Como sabía muy bien Baroja, otro enamorado de los libros viejos, este mundo de los libreros de lance o de lujo, pero antiguos, es muy peculiar y daría para una novela. Y desde luego hay libreros cultos que saben lo que tienen, pero no son menos los que (sabiendo poco) tratan de hacer pasar gato por liebre, sólo porque algún escritor ha rescatado a un olvidado. Yo lo he hecho, por ejemplo, con el frívolo y singular Álvaro Retana. Pero una cosa es sacar a un autor del pozo —también podría decir Andrés González Blanco o Bernabé Herrero, ambos posmodernistas— y otra muy diferente suponer que ese buen rescate para la historia de la literatura convierta a ese prosista o a estos poetas en Daríos o Valle- Inclanes. No hay tal. Pero los libreros de viejo suelen aprovecharse del amor por lo raro y extraviado que, más o menos, poseemos todos los bibliófilos.

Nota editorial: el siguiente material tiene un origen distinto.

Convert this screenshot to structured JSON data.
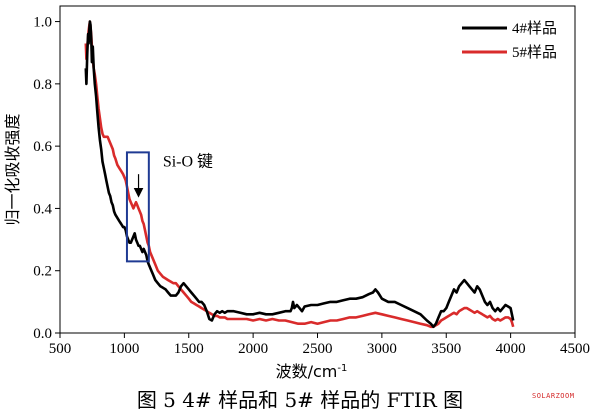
{
  "chart_data": {
    "type": "line",
    "title": "",
    "xlabel": "波数/cm",
    "xlabel_sup": "-1",
    "ylabel": "归一化吸收强度",
    "xlim": [
      500,
      4500
    ],
    "ylim": [
      0,
      1.05
    ],
    "x_ticks": [
      500,
      1000,
      1500,
      2000,
      2500,
      3000,
      3500,
      4000,
      4500
    ],
    "y_ticks": [
      0.0,
      0.2,
      0.4,
      0.6,
      0.8,
      1.0
    ],
    "x_tick_labels": [
      "500",
      "1000",
      "1500",
      "2000",
      "2500",
      "3000",
      "3500",
      "4000",
      "4500"
    ],
    "y_tick_labels": [
      "0.0",
      "0.2",
      "0.4",
      "0.6",
      "0.8",
      "1.0"
    ],
    "grid": false,
    "legend_position": "top-right",
    "series": [
      {
        "name": "4#样品",
        "color": "#000000",
        "points": [
          [
            700,
            0.85
          ],
          [
            705,
            0.8
          ],
          [
            712,
            0.9
          ],
          [
            718,
            0.96
          ],
          [
            722,
            0.93
          ],
          [
            728,
            0.98
          ],
          [
            732,
            1.0
          ],
          [
            737,
            0.99
          ],
          [
            742,
            0.95
          ],
          [
            748,
            0.87
          ],
          [
            755,
            0.92
          ],
          [
            762,
            0.85
          ],
          [
            770,
            0.8
          ],
          [
            780,
            0.76
          ],
          [
            790,
            0.71
          ],
          [
            800,
            0.66
          ],
          [
            810,
            0.62
          ],
          [
            820,
            0.59
          ],
          [
            830,
            0.55
          ],
          [
            840,
            0.53
          ],
          [
            850,
            0.51
          ],
          [
            860,
            0.49
          ],
          [
            870,
            0.47
          ],
          [
            880,
            0.45
          ],
          [
            890,
            0.44
          ],
          [
            900,
            0.42
          ],
          [
            910,
            0.41
          ],
          [
            920,
            0.39
          ],
          [
            930,
            0.38
          ],
          [
            945,
            0.37
          ],
          [
            960,
            0.36
          ],
          [
            975,
            0.35
          ],
          [
            990,
            0.34
          ],
          [
            1000,
            0.34
          ],
          [
            1010,
            0.33
          ],
          [
            1020,
            0.31
          ],
          [
            1030,
            0.3
          ],
          [
            1040,
            0.29
          ],
          [
            1050,
            0.29
          ],
          [
            1060,
            0.3
          ],
          [
            1070,
            0.31
          ],
          [
            1080,
            0.32
          ],
          [
            1090,
            0.3
          ],
          [
            1100,
            0.29
          ],
          [
            1110,
            0.28
          ],
          [
            1120,
            0.28
          ],
          [
            1130,
            0.27
          ],
          [
            1140,
            0.26
          ],
          [
            1150,
            0.27
          ],
          [
            1160,
            0.26
          ],
          [
            1170,
            0.25
          ],
          [
            1180,
            0.23
          ],
          [
            1190,
            0.22
          ],
          [
            1200,
            0.21
          ],
          [
            1210,
            0.2
          ],
          [
            1220,
            0.19
          ],
          [
            1240,
            0.17
          ],
          [
            1260,
            0.16
          ],
          [
            1280,
            0.15
          ],
          [
            1300,
            0.145
          ],
          [
            1320,
            0.14
          ],
          [
            1340,
            0.13
          ],
          [
            1360,
            0.12
          ],
          [
            1380,
            0.12
          ],
          [
            1400,
            0.12
          ],
          [
            1420,
            0.13
          ],
          [
            1440,
            0.15
          ],
          [
            1460,
            0.16
          ],
          [
            1480,
            0.15
          ],
          [
            1500,
            0.14
          ],
          [
            1520,
            0.13
          ],
          [
            1540,
            0.12
          ],
          [
            1560,
            0.11
          ],
          [
            1580,
            0.1
          ],
          [
            1600,
            0.1
          ],
          [
            1620,
            0.09
          ],
          [
            1640,
            0.07
          ],
          [
            1660,
            0.045
          ],
          [
            1680,
            0.04
          ],
          [
            1700,
            0.06
          ],
          [
            1720,
            0.07
          ],
          [
            1740,
            0.065
          ],
          [
            1760,
            0.07
          ],
          [
            1780,
            0.065
          ],
          [
            1800,
            0.07
          ],
          [
            1850,
            0.07
          ],
          [
            1900,
            0.065
          ],
          [
            1950,
            0.06
          ],
          [
            2000,
            0.06
          ],
          [
            2050,
            0.065
          ],
          [
            2100,
            0.06
          ],
          [
            2150,
            0.06
          ],
          [
            2200,
            0.065
          ],
          [
            2250,
            0.07
          ],
          [
            2290,
            0.07
          ],
          [
            2300,
            0.08
          ],
          [
            2310,
            0.1
          ],
          [
            2320,
            0.08
          ],
          [
            2340,
            0.09
          ],
          [
            2360,
            0.08
          ],
          [
            2380,
            0.07
          ],
          [
            2400,
            0.085
          ],
          [
            2450,
            0.09
          ],
          [
            2500,
            0.09
          ],
          [
            2550,
            0.095
          ],
          [
            2600,
            0.1
          ],
          [
            2650,
            0.1
          ],
          [
            2700,
            0.105
          ],
          [
            2750,
            0.11
          ],
          [
            2800,
            0.11
          ],
          [
            2850,
            0.115
          ],
          [
            2900,
            0.125
          ],
          [
            2930,
            0.13
          ],
          [
            2950,
            0.14
          ],
          [
            2970,
            0.13
          ],
          [
            3000,
            0.11
          ],
          [
            3050,
            0.1
          ],
          [
            3100,
            0.1
          ],
          [
            3150,
            0.09
          ],
          [
            3200,
            0.08
          ],
          [
            3250,
            0.07
          ],
          [
            3300,
            0.06
          ],
          [
            3350,
            0.04
          ],
          [
            3380,
            0.03
          ],
          [
            3400,
            0.02
          ],
          [
            3420,
            0.03
          ],
          [
            3440,
            0.05
          ],
          [
            3460,
            0.07
          ],
          [
            3480,
            0.07
          ],
          [
            3500,
            0.08
          ],
          [
            3520,
            0.1
          ],
          [
            3540,
            0.12
          ],
          [
            3560,
            0.14
          ],
          [
            3580,
            0.13
          ],
          [
            3600,
            0.15
          ],
          [
            3620,
            0.16
          ],
          [
            3640,
            0.17
          ],
          [
            3660,
            0.16
          ],
          [
            3680,
            0.15
          ],
          [
            3700,
            0.14
          ],
          [
            3720,
            0.13
          ],
          [
            3740,
            0.15
          ],
          [
            3760,
            0.14
          ],
          [
            3780,
            0.12
          ],
          [
            3800,
            0.1
          ],
          [
            3820,
            0.09
          ],
          [
            3840,
            0.1
          ],
          [
            3860,
            0.08
          ],
          [
            3880,
            0.07
          ],
          [
            3900,
            0.08
          ],
          [
            3920,
            0.07
          ],
          [
            3940,
            0.08
          ],
          [
            3960,
            0.09
          ],
          [
            3980,
            0.085
          ],
          [
            4000,
            0.08
          ],
          [
            4010,
            0.06
          ],
          [
            4020,
            0.04
          ]
        ]
      },
      {
        "name": "5#样品",
        "color": "#d92b2b",
        "points": [
          [
            700,
            0.93
          ],
          [
            705,
            0.88
          ],
          [
            712,
            0.92
          ],
          [
            718,
            0.95
          ],
          [
            722,
            0.97
          ],
          [
            728,
            0.99
          ],
          [
            732,
            1.0
          ],
          [
            737,
            0.98
          ],
          [
            742,
            0.96
          ],
          [
            748,
            0.92
          ],
          [
            755,
            0.88
          ],
          [
            762,
            0.85
          ],
          [
            770,
            0.83
          ],
          [
            780,
            0.8
          ],
          [
            790,
            0.76
          ],
          [
            800,
            0.72
          ],
          [
            810,
            0.69
          ],
          [
            820,
            0.66
          ],
          [
            830,
            0.64
          ],
          [
            840,
            0.63
          ],
          [
            850,
            0.63
          ],
          [
            860,
            0.63
          ],
          [
            870,
            0.63
          ],
          [
            880,
            0.62
          ],
          [
            890,
            0.61
          ],
          [
            900,
            0.6
          ],
          [
            910,
            0.59
          ],
          [
            920,
            0.57
          ],
          [
            930,
            0.56
          ],
          [
            945,
            0.54
          ],
          [
            960,
            0.53
          ],
          [
            975,
            0.52
          ],
          [
            990,
            0.51
          ],
          [
            1000,
            0.5
          ],
          [
            1010,
            0.49
          ],
          [
            1020,
            0.47
          ],
          [
            1030,
            0.45
          ],
          [
            1040,
            0.43
          ],
          [
            1050,
            0.42
          ],
          [
            1060,
            0.41
          ],
          [
            1070,
            0.4
          ],
          [
            1080,
            0.41
          ],
          [
            1090,
            0.42
          ],
          [
            1100,
            0.41
          ],
          [
            1110,
            0.4
          ],
          [
            1120,
            0.39
          ],
          [
            1130,
            0.38
          ],
          [
            1140,
            0.36
          ],
          [
            1150,
            0.35
          ],
          [
            1160,
            0.33
          ],
          [
            1170,
            0.31
          ],
          [
            1180,
            0.29
          ],
          [
            1190,
            0.28
          ],
          [
            1200,
            0.26
          ],
          [
            1210,
            0.25
          ],
          [
            1220,
            0.24
          ],
          [
            1240,
            0.22
          ],
          [
            1260,
            0.2
          ],
          [
            1280,
            0.19
          ],
          [
            1300,
            0.18
          ],
          [
            1320,
            0.175
          ],
          [
            1340,
            0.17
          ],
          [
            1360,
            0.165
          ],
          [
            1380,
            0.16
          ],
          [
            1400,
            0.16
          ],
          [
            1420,
            0.15
          ],
          [
            1440,
            0.14
          ],
          [
            1460,
            0.13
          ],
          [
            1480,
            0.12
          ],
          [
            1500,
            0.11
          ],
          [
            1520,
            0.1
          ],
          [
            1540,
            0.095
          ],
          [
            1560,
            0.09
          ],
          [
            1580,
            0.085
          ],
          [
            1600,
            0.08
          ],
          [
            1620,
            0.075
          ],
          [
            1640,
            0.07
          ],
          [
            1660,
            0.065
          ],
          [
            1680,
            0.06
          ],
          [
            1700,
            0.055
          ],
          [
            1720,
            0.055
          ],
          [
            1740,
            0.05
          ],
          [
            1760,
            0.05
          ],
          [
            1780,
            0.05
          ],
          [
            1800,
            0.045
          ],
          [
            1850,
            0.045
          ],
          [
            1900,
            0.045
          ],
          [
            1950,
            0.045
          ],
          [
            2000,
            0.04
          ],
          [
            2050,
            0.045
          ],
          [
            2100,
            0.04
          ],
          [
            2150,
            0.045
          ],
          [
            2200,
            0.04
          ],
          [
            2250,
            0.04
          ],
          [
            2300,
            0.035
          ],
          [
            2350,
            0.03
          ],
          [
            2400,
            0.03
          ],
          [
            2450,
            0.035
          ],
          [
            2500,
            0.03
          ],
          [
            2550,
            0.035
          ],
          [
            2600,
            0.04
          ],
          [
            2650,
            0.04
          ],
          [
            2700,
            0.045
          ],
          [
            2750,
            0.05
          ],
          [
            2800,
            0.05
          ],
          [
            2850,
            0.055
          ],
          [
            2900,
            0.06
          ],
          [
            2950,
            0.065
          ],
          [
            3000,
            0.06
          ],
          [
            3050,
            0.055
          ],
          [
            3100,
            0.05
          ],
          [
            3150,
            0.045
          ],
          [
            3200,
            0.04
          ],
          [
            3250,
            0.035
          ],
          [
            3300,
            0.03
          ],
          [
            3350,
            0.025
          ],
          [
            3380,
            0.02
          ],
          [
            3400,
            0.02
          ],
          [
            3420,
            0.025
          ],
          [
            3440,
            0.03
          ],
          [
            3460,
            0.04
          ],
          [
            3480,
            0.045
          ],
          [
            3500,
            0.05
          ],
          [
            3520,
            0.055
          ],
          [
            3540,
            0.06
          ],
          [
            3560,
            0.065
          ],
          [
            3580,
            0.06
          ],
          [
            3600,
            0.07
          ],
          [
            3620,
            0.075
          ],
          [
            3640,
            0.08
          ],
          [
            3660,
            0.08
          ],
          [
            3680,
            0.075
          ],
          [
            3700,
            0.07
          ],
          [
            3720,
            0.065
          ],
          [
            3740,
            0.07
          ],
          [
            3760,
            0.065
          ],
          [
            3780,
            0.06
          ],
          [
            3800,
            0.055
          ],
          [
            3820,
            0.05
          ],
          [
            3840,
            0.055
          ],
          [
            3860,
            0.045
          ],
          [
            3880,
            0.04
          ],
          [
            3900,
            0.045
          ],
          [
            3920,
            0.04
          ],
          [
            3940,
            0.045
          ],
          [
            3960,
            0.05
          ],
          [
            3980,
            0.05
          ],
          [
            4000,
            0.045
          ],
          [
            4010,
            0.035
          ],
          [
            4020,
            0.02
          ]
        ]
      }
    ],
    "annotations": [
      {
        "text": "Si-O 键",
        "box_x": [
          1020,
          1190
        ],
        "box_y": [
          0.23,
          0.58
        ],
        "arrow_x": 1110,
        "arrow_y": [
          0.51,
          0.45
        ]
      }
    ]
  },
  "figure": {
    "caption": "图 5 4# 样品和 5# 样品的 FTIR 图",
    "watermark": "SOLARZOOM"
  }
}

Pasión cultural y mortal, la bibliofilia acaso debiera estar protegida, como la cetrería. No faltan libreros con doble instinto de linces y halcones… ¿A qué cliente no ha timado un poco ese librero amigo que busca lo que pides y te quiere horrores, pero que te sopla un precio excesivo? El amor a los libros está lleno de secretos y manías, pero no es algo del pasado (aunque ya floreciese a fines del XIX) sino más bien del futuro. ¿Cuánto costará un manuscrito cuando no los haya, y ya casi no los hay porque todos le damos al ordenador? Los libreros de viejo no son críticos literarios, ni falta que les hace, son extraños y caprichosos enamorados del libro, como quienes somos sus clientes. ¿El precio de un libro antiguo? El que un loco esté dispuesto a pagar por él. Por eso sube a placer.